3. (1 points) Show and explain the following output.

#
using Plots
function myspy(A::SparseMatrixCSC;ms=5.0)
xn,yn = size(A)
ai,aj,av = findnz(A)
scatter(ai,aj,zcolor=av,ms=ms,legend=false,
yflip=true, aspect_ratio=:equal,
m=(:auto,1.0,stroke(0)),
c=:viridis,
grid=false,
xlim=(0.5, xn+0.5), ylim=(0.5, yn+0.5),)
end

# You only have to explain this one!
myspy(A)

# And this one
myspy(A;ms=1)
plot!(xlim=(1,512),ylim=(1,512))

4. (1 points) Show and explain the following output.

# What does multiplication by A do?
X = convert(Array{Float64,2},data(im1))'
x0 = reshape(X,N*N)
x = A*x0;
grayim(reshape(4*x,N,N)') # scaling by 4 makes the picture nicer

5. (1 points) Show and explain the following output.

## Create b such that image2 is answer to Ax = b
b = A*reshape(convert(Array{Float64,2},data(im2))', N*N)
x0 = reshape(convert(Array{Float64,2},data(im1))', N*N)

## Show the initial vector
grayim(reshape(x0,N,N)')

## Show the right-hand-side vector
grayim(reshape(4*b,N,N)')

6. (5 points) Explain what the linear system $\mA \vx = \vb$ for this problem solves. (Hint: you may want to look at the next two problems first, which actually solve it!)

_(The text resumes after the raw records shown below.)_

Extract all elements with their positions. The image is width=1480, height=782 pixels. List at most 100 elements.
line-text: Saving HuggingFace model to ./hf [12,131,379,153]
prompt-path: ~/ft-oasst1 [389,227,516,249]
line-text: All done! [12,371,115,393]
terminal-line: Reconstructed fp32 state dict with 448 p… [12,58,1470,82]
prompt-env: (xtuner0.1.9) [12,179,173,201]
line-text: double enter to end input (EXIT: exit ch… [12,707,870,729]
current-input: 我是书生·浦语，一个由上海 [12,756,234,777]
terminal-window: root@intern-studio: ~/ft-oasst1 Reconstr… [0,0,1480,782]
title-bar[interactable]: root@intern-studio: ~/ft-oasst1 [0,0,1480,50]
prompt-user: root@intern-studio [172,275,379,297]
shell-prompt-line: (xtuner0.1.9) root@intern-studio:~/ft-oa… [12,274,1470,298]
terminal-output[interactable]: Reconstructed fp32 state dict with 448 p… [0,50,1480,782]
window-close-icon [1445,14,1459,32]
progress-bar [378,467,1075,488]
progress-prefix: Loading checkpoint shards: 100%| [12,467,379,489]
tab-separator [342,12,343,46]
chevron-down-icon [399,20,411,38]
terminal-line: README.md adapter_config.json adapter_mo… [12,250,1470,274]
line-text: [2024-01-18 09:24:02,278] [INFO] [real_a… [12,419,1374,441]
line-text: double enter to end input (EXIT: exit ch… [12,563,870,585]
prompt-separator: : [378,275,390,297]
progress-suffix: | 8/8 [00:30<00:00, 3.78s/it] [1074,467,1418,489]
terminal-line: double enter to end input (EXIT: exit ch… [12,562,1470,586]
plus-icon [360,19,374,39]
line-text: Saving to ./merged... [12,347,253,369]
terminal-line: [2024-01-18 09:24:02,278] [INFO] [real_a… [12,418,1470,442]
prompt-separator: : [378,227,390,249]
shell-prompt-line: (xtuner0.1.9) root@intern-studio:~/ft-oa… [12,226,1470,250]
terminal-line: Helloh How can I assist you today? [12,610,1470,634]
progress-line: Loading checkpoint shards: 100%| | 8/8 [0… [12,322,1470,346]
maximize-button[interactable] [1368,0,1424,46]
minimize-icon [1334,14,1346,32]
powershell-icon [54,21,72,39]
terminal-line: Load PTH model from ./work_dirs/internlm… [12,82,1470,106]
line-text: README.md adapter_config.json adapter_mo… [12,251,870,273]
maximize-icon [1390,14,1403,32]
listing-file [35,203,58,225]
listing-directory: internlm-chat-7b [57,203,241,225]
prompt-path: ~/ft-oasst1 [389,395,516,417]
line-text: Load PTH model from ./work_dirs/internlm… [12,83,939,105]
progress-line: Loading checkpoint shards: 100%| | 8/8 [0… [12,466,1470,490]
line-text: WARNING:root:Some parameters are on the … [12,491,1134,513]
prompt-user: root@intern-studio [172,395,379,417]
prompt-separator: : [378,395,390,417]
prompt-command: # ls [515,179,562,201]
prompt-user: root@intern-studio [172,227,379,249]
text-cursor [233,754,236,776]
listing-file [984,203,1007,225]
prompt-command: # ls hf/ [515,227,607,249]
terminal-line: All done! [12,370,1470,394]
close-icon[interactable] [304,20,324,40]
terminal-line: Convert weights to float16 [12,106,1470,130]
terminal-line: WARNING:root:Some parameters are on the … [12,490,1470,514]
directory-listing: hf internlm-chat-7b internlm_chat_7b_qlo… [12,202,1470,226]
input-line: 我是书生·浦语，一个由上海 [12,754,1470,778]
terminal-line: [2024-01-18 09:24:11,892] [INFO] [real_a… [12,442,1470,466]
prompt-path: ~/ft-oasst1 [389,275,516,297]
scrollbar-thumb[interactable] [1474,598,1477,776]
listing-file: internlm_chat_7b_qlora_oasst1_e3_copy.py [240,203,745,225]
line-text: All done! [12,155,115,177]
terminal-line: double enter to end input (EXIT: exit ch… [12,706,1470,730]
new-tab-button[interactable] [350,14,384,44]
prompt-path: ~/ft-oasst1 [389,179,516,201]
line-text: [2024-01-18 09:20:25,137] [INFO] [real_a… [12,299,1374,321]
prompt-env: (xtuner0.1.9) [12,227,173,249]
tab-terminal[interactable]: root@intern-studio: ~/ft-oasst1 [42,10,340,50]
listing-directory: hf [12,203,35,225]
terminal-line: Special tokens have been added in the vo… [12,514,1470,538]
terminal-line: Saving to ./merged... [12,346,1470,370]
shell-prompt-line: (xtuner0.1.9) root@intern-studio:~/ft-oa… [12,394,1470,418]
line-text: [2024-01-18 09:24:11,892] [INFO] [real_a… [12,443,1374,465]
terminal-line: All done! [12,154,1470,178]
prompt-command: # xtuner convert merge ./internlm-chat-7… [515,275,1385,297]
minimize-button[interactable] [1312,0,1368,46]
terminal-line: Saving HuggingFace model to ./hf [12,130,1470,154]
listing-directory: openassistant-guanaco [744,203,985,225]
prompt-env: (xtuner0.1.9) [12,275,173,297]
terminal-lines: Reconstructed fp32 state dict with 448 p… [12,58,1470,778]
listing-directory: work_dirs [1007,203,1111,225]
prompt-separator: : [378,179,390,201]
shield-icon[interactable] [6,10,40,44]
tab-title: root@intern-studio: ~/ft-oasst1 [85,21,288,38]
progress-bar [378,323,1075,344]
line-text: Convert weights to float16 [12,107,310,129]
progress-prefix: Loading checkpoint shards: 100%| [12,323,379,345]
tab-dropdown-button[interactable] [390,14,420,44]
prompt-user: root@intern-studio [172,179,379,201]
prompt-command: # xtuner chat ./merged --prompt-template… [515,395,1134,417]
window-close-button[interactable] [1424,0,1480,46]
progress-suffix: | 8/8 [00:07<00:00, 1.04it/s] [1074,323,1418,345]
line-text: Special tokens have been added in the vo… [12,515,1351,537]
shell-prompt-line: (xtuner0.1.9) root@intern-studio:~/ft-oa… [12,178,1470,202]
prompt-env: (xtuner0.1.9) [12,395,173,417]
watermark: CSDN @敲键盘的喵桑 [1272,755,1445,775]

7. (1 poins) Run the Richardson method on this problem.

# Run the Richardson method
# This is incredibly slow in Julia
omega = 1;
x = x0;
niter = 20;

@gif for i=1:niter
r = b-A*x;
x = x + omega*r;
@show i

heatmap(-reshape(x,N,N);c=:grays,yflip=true,colorbar=false)
end

8. (4 points) Modify the above code to answer the following questions. (These are simple modifications) What does the solution look like after 20 iterations? How many iterations does it take before you think the solution "looks right"? Hint, it may be useful to use the following code.

function richardson(A,b,x0,omega,niter)
x = x0
for i=1:niter
r = b-A*x;
x = x + omega*r;
end
return x
end
omega = 1.0
# This almost works!
x = richardson(A,b,x0,omega,niter)
grayim(reshape(x,N,N)')

# And play it to get the information you need.


## Problem $\star$ (Not graded, but good practice for the midterm

1. Chapter 7, problem 6

2. Let $\mA$ be non-singular and let $\lambda, \vv$ be an eigenvalue, eigenvector pair of A. Show that $1/\lambda, \vv$ are an eigenvalue, eigenvector pair of $\mA^{-1}$.

3. ( Show than an orthogonal matrix has condition number 1. (Hint: the submultipliative property is very helpful here.)